I have a dataset with 50 columns and I would like to write a function that would assign a zero, 'none', or 99 (as I specify) to each of the 50 columns where NAs are present. I could write a line of code for each column (in my example below), but I thought there must be a way to do this with a function that would reduce the amount of code I need to write.

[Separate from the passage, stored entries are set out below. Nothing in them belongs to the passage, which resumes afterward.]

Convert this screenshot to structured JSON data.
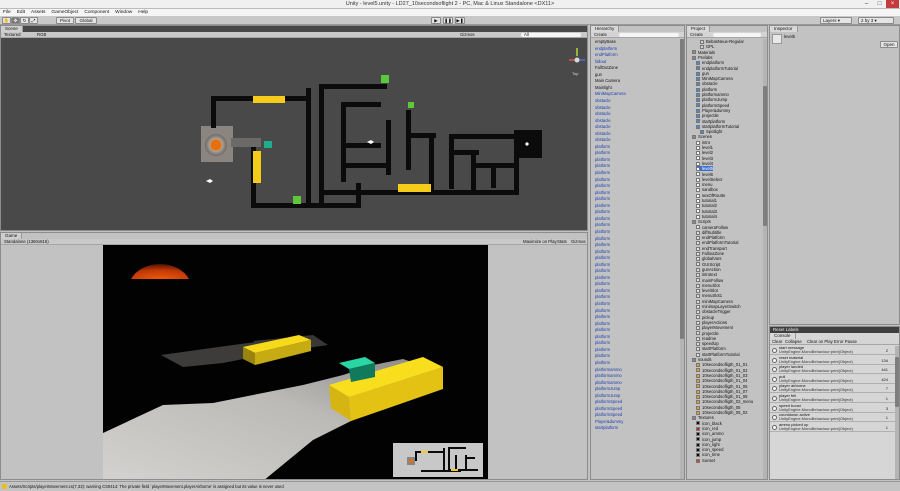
{
  "window": {
    "title": "Unity - level5.unity - LD27_10secondsoflight 2 - PC, Mac & Linux Standalone <DX11>"
  },
  "menu": [
    "File",
    "Edit",
    "Assets",
    "GameObject",
    "Component",
    "Window",
    "Help"
  ],
  "toolbar": {
    "pivot": "Pivot",
    "global": "Global",
    "layers": "Layers",
    "layout": "2 by 3"
  },
  "scene": {
    "tab": "Scene",
    "shading": "Textured",
    "mode": "RGB",
    "gizmos": "Gizmos",
    "search": "All",
    "persp": "Top"
  },
  "game": {
    "tab": "Game",
    "aspect": "Standalone (1360x816)",
    "maximize": "Maximize on Play",
    "stats": "Stats",
    "gizmos": "Gizmos"
  },
  "hierarchy": {
    "tab": "Hierarchy",
    "create": "Create",
    "items": [
      {
        "label": "emptyBase",
        "blue": false
      },
      {
        "label": "endplatform",
        "blue": true
      },
      {
        "label": "endPlatform",
        "blue": true
      },
      {
        "label": "fallout",
        "blue": true
      },
      {
        "label": "FallOutZone",
        "blue": false
      },
      {
        "label": "gun",
        "blue": false
      },
      {
        "label": "Main Camera",
        "blue": false
      },
      {
        "label": "Mainlight",
        "blue": false
      },
      {
        "label": "MiniMapCamera",
        "blue": true
      },
      {
        "label": "obstacle",
        "blue": true
      },
      {
        "label": "obstacle",
        "blue": true
      },
      {
        "label": "obstacle",
        "blue": true
      },
      {
        "label": "obstacle",
        "blue": true
      },
      {
        "label": "obstacle",
        "blue": true
      },
      {
        "label": "obstacle",
        "blue": true
      },
      {
        "label": "obstacle",
        "blue": true
      },
      {
        "label": "platform",
        "blue": true
      },
      {
        "label": "platform",
        "blue": true
      },
      {
        "label": "platform",
        "blue": true
      },
      {
        "label": "platform",
        "blue": true
      },
      {
        "label": "platform",
        "blue": true
      },
      {
        "label": "platform",
        "blue": true
      },
      {
        "label": "platform",
        "blue": true
      },
      {
        "label": "platform",
        "blue": true
      },
      {
        "label": "platform",
        "blue": true
      },
      {
        "label": "platform",
        "blue": true
      },
      {
        "label": "platform",
        "blue": true
      },
      {
        "label": "platform",
        "blue": true
      },
      {
        "label": "platform",
        "blue": true
      },
      {
        "label": "platform",
        "blue": true
      },
      {
        "label": "platform",
        "blue": true
      },
      {
        "label": "platform",
        "blue": true
      },
      {
        "label": "platform",
        "blue": true
      },
      {
        "label": "platform",
        "blue": true
      },
      {
        "label": "platform",
        "blue": true
      },
      {
        "label": "platform",
        "blue": true
      },
      {
        "label": "platform",
        "blue": true
      },
      {
        "label": "platform",
        "blue": true
      },
      {
        "label": "platform",
        "blue": true
      },
      {
        "label": "platform",
        "blue": true
      },
      {
        "label": "platform",
        "blue": true
      },
      {
        "label": "platform",
        "blue": true
      },
      {
        "label": "platform",
        "blue": true
      },
      {
        "label": "platform",
        "blue": true
      },
      {
        "label": "platform",
        "blue": true
      },
      {
        "label": "platform",
        "blue": true
      },
      {
        "label": "platform",
        "blue": true
      },
      {
        "label": "platform",
        "blue": true
      },
      {
        "label": "platform",
        "blue": true
      },
      {
        "label": "platform",
        "blue": true
      },
      {
        "label": "platformammo",
        "blue": true
      },
      {
        "label": "platformammo",
        "blue": true
      },
      {
        "label": "platformammo",
        "blue": true
      },
      {
        "label": "platformJump",
        "blue": true
      },
      {
        "label": "platformJump",
        "blue": true
      },
      {
        "label": "platformSpeed",
        "blue": true
      },
      {
        "label": "platformSpeed",
        "blue": true
      },
      {
        "label": "platformSpeed",
        "blue": true
      },
      {
        "label": "Player&dummy",
        "blue": true
      },
      {
        "label": "startplatform",
        "blue": true
      }
    ]
  },
  "project": {
    "tab": "Project",
    "create": "Create",
    "items": [
      {
        "label": "BebasNeue-Regular",
        "depth": 3,
        "icon": "font",
        "sel": false
      },
      {
        "label": "GPL",
        "depth": 3,
        "icon": "file",
        "sel": false
      },
      {
        "label": "Materials",
        "depth": 1,
        "icon": "folder",
        "sel": false
      },
      {
        "label": "Prefabs",
        "depth": 1,
        "icon": "folder",
        "sel": false
      },
      {
        "label": "endplatform",
        "depth": 2,
        "icon": "prefab",
        "sel": false
      },
      {
        "label": "endplatformTutorial",
        "depth": 2,
        "icon": "prefab",
        "sel": false
      },
      {
        "label": "gun",
        "depth": 2,
        "icon": "prefab",
        "sel": false
      },
      {
        "label": "MiniMapCamera",
        "depth": 2,
        "icon": "prefab",
        "sel": false
      },
      {
        "label": "obstacle",
        "depth": 2,
        "icon": "prefab",
        "sel": false
      },
      {
        "label": "platform",
        "depth": 2,
        "icon": "prefab",
        "sel": false
      },
      {
        "label": "platformammo",
        "depth": 2,
        "icon": "prefab",
        "sel": false
      },
      {
        "label": "platformJump",
        "depth": 2,
        "icon": "prefab",
        "sel": false
      },
      {
        "label": "platformSpeed",
        "depth": 2,
        "icon": "prefab",
        "sel": false
      },
      {
        "label": "Player&dummy",
        "depth": 2,
        "icon": "prefab",
        "sel": false
      },
      {
        "label": "projectile",
        "depth": 2,
        "icon": "prefab",
        "sel": false
      },
      {
        "label": "startplatform",
        "depth": 2,
        "icon": "prefab",
        "sel": false
      },
      {
        "label": "startplatformTutorial",
        "depth": 2,
        "icon": "prefab",
        "sel": false
      },
      {
        "label": "Spotlight",
        "depth": 3,
        "icon": "prefab",
        "sel": false
      },
      {
        "label": "Scenes",
        "depth": 1,
        "icon": "folder",
        "sel": false
      },
      {
        "label": "intro",
        "depth": 2,
        "icon": "unity",
        "sel": false
      },
      {
        "label": "level1",
        "depth": 2,
        "icon": "unity",
        "sel": false
      },
      {
        "label": "level2",
        "depth": 2,
        "icon": "unity",
        "sel": false
      },
      {
        "label": "level3",
        "depth": 2,
        "icon": "unity",
        "sel": false
      },
      {
        "label": "level4",
        "depth": 2,
        "icon": "unity",
        "sel": false
      },
      {
        "label": "level5",
        "depth": 2,
        "icon": "unity",
        "sel": true
      },
      {
        "label": "level6",
        "depth": 2,
        "icon": "unity",
        "sel": false
      },
      {
        "label": "levelSelect",
        "depth": 2,
        "icon": "unity",
        "sel": false
      },
      {
        "label": "menu",
        "depth": 2,
        "icon": "unity",
        "sel": false
      },
      {
        "label": "sandbox",
        "depth": 2,
        "icon": "unity",
        "sel": false
      },
      {
        "label": "sexOfRoutte",
        "depth": 2,
        "icon": "unity",
        "sel": false
      },
      {
        "label": "tutorial1",
        "depth": 2,
        "icon": "unity",
        "sel": false
      },
      {
        "label": "tutorial2",
        "depth": 2,
        "icon": "unity",
        "sel": false
      },
      {
        "label": "tutorial3",
        "depth": 2,
        "icon": "unity",
        "sel": false
      },
      {
        "label": "tutorial4",
        "depth": 2,
        "icon": "unity",
        "sel": false
      },
      {
        "label": "Scripts",
        "depth": 1,
        "icon": "folder",
        "sel": false
      },
      {
        "label": "cameraFollow",
        "depth": 2,
        "icon": "script",
        "sel": false
      },
      {
        "label": "diffSubtitle",
        "depth": 2,
        "icon": "script",
        "sel": false
      },
      {
        "label": "endPlatform",
        "depth": 2,
        "icon": "script",
        "sel": false
      },
      {
        "label": "endPlatformTutorial",
        "depth": 2,
        "icon": "script",
        "sel": false
      },
      {
        "label": "endTransport",
        "depth": 2,
        "icon": "script",
        "sel": false
      },
      {
        "label": "FalloutZone",
        "depth": 2,
        "icon": "script",
        "sel": false
      },
      {
        "label": "globalVars",
        "depth": 2,
        "icon": "script",
        "sel": false
      },
      {
        "label": "GUIScript",
        "depth": 2,
        "icon": "script",
        "sel": false
      },
      {
        "label": "gunAction",
        "depth": 2,
        "icon": "script",
        "sel": false
      },
      {
        "label": "introtext",
        "depth": 2,
        "icon": "script",
        "sel": false
      },
      {
        "label": "mainFollow",
        "depth": 2,
        "icon": "script",
        "sel": false
      },
      {
        "label": "menuSlot",
        "depth": 2,
        "icon": "script",
        "sel": false
      },
      {
        "label": "levelSlot",
        "depth": 2,
        "icon": "script",
        "sel": false
      },
      {
        "label": "menuSlot1",
        "depth": 2,
        "icon": "script",
        "sel": false
      },
      {
        "label": "miniMapCamera",
        "depth": 2,
        "icon": "script",
        "sel": false
      },
      {
        "label": "minimapLayerSwitch",
        "depth": 2,
        "icon": "script",
        "sel": false
      },
      {
        "label": "obstacleTrigger",
        "depth": 2,
        "icon": "script",
        "sel": false
      },
      {
        "label": "pickup",
        "depth": 2,
        "icon": "script",
        "sel": false
      },
      {
        "label": "playerActions",
        "depth": 2,
        "icon": "script",
        "sel": false
      },
      {
        "label": "playerMovement",
        "depth": 2,
        "icon": "script",
        "sel": false
      },
      {
        "label": "projectile",
        "depth": 2,
        "icon": "script",
        "sel": false
      },
      {
        "label": "readme",
        "depth": 2,
        "icon": "script",
        "sel": false
      },
      {
        "label": "speedUp",
        "depth": 2,
        "icon": "script",
        "sel": false
      },
      {
        "label": "startPlatform",
        "depth": 2,
        "icon": "script",
        "sel": false
      },
      {
        "label": "startPlatformTutorial",
        "depth": 2,
        "icon": "script",
        "sel": false
      },
      {
        "label": "sounds",
        "depth": 1,
        "icon": "folder",
        "sel": false
      },
      {
        "label": "10secondsofligth_01_01",
        "depth": 2,
        "icon": "audio",
        "sel": false
      },
      {
        "label": "10secondsofligth_01_02",
        "depth": 2,
        "icon": "audio",
        "sel": false
      },
      {
        "label": "10secondsofligth_01_03",
        "depth": 2,
        "icon": "audio",
        "sel": false
      },
      {
        "label": "10secondsofligth_01_04",
        "depth": 2,
        "icon": "audio",
        "sel": false
      },
      {
        "label": "10secondsofligth_01_05",
        "depth": 2,
        "icon": "audio",
        "sel": false
      },
      {
        "label": "10secondsofligth_01_07",
        "depth": 2,
        "icon": "audio",
        "sel": false
      },
      {
        "label": "10secondsofligth_01_08",
        "depth": 2,
        "icon": "audio",
        "sel": false
      },
      {
        "label": "10secondsofligth_02_menu",
        "depth": 2,
        "icon": "audio",
        "sel": false
      },
      {
        "label": "10secondsofligth_05",
        "depth": 2,
        "icon": "audio",
        "sel": false
      },
      {
        "label": "10secondsofligth_05_02",
        "depth": 2,
        "icon": "audio",
        "sel": false
      },
      {
        "label": "Textures",
        "depth": 1,
        "icon": "folder",
        "sel": false
      },
      {
        "label": "icon_black",
        "depth": 2,
        "icon": "tex-black",
        "sel": false
      },
      {
        "label": "icon_red",
        "depth": 2,
        "icon": "tex-red",
        "sel": false
      },
      {
        "label": "icon_ammo",
        "depth": 2,
        "icon": "tex-black",
        "sel": false
      },
      {
        "label": "icon_jump",
        "depth": 2,
        "icon": "tex-black",
        "sel": false
      },
      {
        "label": "icon_light",
        "depth": 2,
        "icon": "tex-black",
        "sel": false
      },
      {
        "label": "icon_speed",
        "depth": 2,
        "icon": "tex-black",
        "sel": false
      },
      {
        "label": "icon_time",
        "depth": 2,
        "icon": "tex-black",
        "sel": false
      },
      {
        "label": "Sunset",
        "depth": 2,
        "icon": "tex-sunset",
        "sel": false
      }
    ]
  },
  "inspector": {
    "tab": "Inspector",
    "object": "level5",
    "open": "Open"
  },
  "console": {
    "tab": "Console",
    "header": "Reset Labels",
    "buttons": [
      "Clear",
      "Collapse",
      "Clear on Play",
      "Error Pause"
    ],
    "rows": [
      {
        "l1": "start message",
        "l2": "UnityEngine.MonoBehaviour:print(Object)",
        "count": "2"
      },
      {
        "l1": "reset material",
        "l2": "UnityEngine.MonoBehaviour:print(Object)",
        "count": "134"
      },
      {
        "l1": "player landed",
        "l2": "UnityEngine.MonoBehaviour:print(Object)",
        "count": "441"
      },
      {
        "l1": "pull",
        "l2": "UnityEngine.MonoBehaviour:print(Object)",
        "count": "424"
      },
      {
        "l1": "player airborne",
        "l2": "UnityEngine.MonoBehaviour:print(Object)",
        "count": "7"
      },
      {
        "l1": "player fell",
        "l2": "UnityEngine.MonoBehaviour:print(Object)",
        "count": "1"
      },
      {
        "l1": "speed boost",
        "l2": "UnityEngine.MonoBehaviour:print(Object)",
        "count": "3"
      },
      {
        "l1": "countdown active",
        "l2": "UnityEngine.MonoBehaviour:print(Object)",
        "count": "1"
      },
      {
        "l1": "ammo picked up",
        "l2": "UnityEngine.MonoBehaviour:print(Object)",
        "count": "1"
      }
    ]
  },
  "status": {
    "text": "Assets/Scripts/playerMovement.cs(7,33): warning CS0414: The private field `playerMovement.playerAirborne' is assigned but its value is never used"
  },
  "colors": {
    "platform_yellow": "#f5cc19",
    "pickup_green": "#5cc93a",
    "pickup_teal": "#1fae8c",
    "glow_orange": "#e26a0a",
    "sunset": "#d2440c"
  }
}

Here is an example with four columns.
set.seed(1)
dat <- data.frame(one = rnorm(15),
two = sample(LETTERS, 15),
three = rnorm(15),
four = runif(15))
dat <- data.frame(lapply(dat, function(x) { x[sample(15, 5)] <- NA; x }))
head(dat)
str(dat)
dat$two <- as.character(dat$two)
dat[["one"]][is.na(dat[["one"]])] <- 0
dat[["two"]][is.na(dat[["two"]])] <- 'none'
dat[["three"]][is.na(dat[["three"]])] <- 99
dat[["four"]][is.na(dat[["four"]])] <- 0
head(dat)
I thought a starting point would be to modify this function:
convert.nas <- function(obj,types){
for (i in 1:length(obj)){
FUN <- switch(types[i],character = as.character,
numeric = as.numeric,
factor = as.factor,
date = as.Date)
obj[,i] <- FUN(obj[,i])
}
obj
}
EDIT: Per suggestions/comments by others, I'll provide some additional context and clarification. I need to remove the NAs due to additional data manipulations (subscripting in particular) occurring later in my script. However, I do appreciate the point made by @Ananda about this making my data less usable. In regards to @Henrik's comment about the criteria between choosing 99 or 0, there is no actual 'criteria' in a logical sense, it is just specific to three columns that I need to define manually.
-al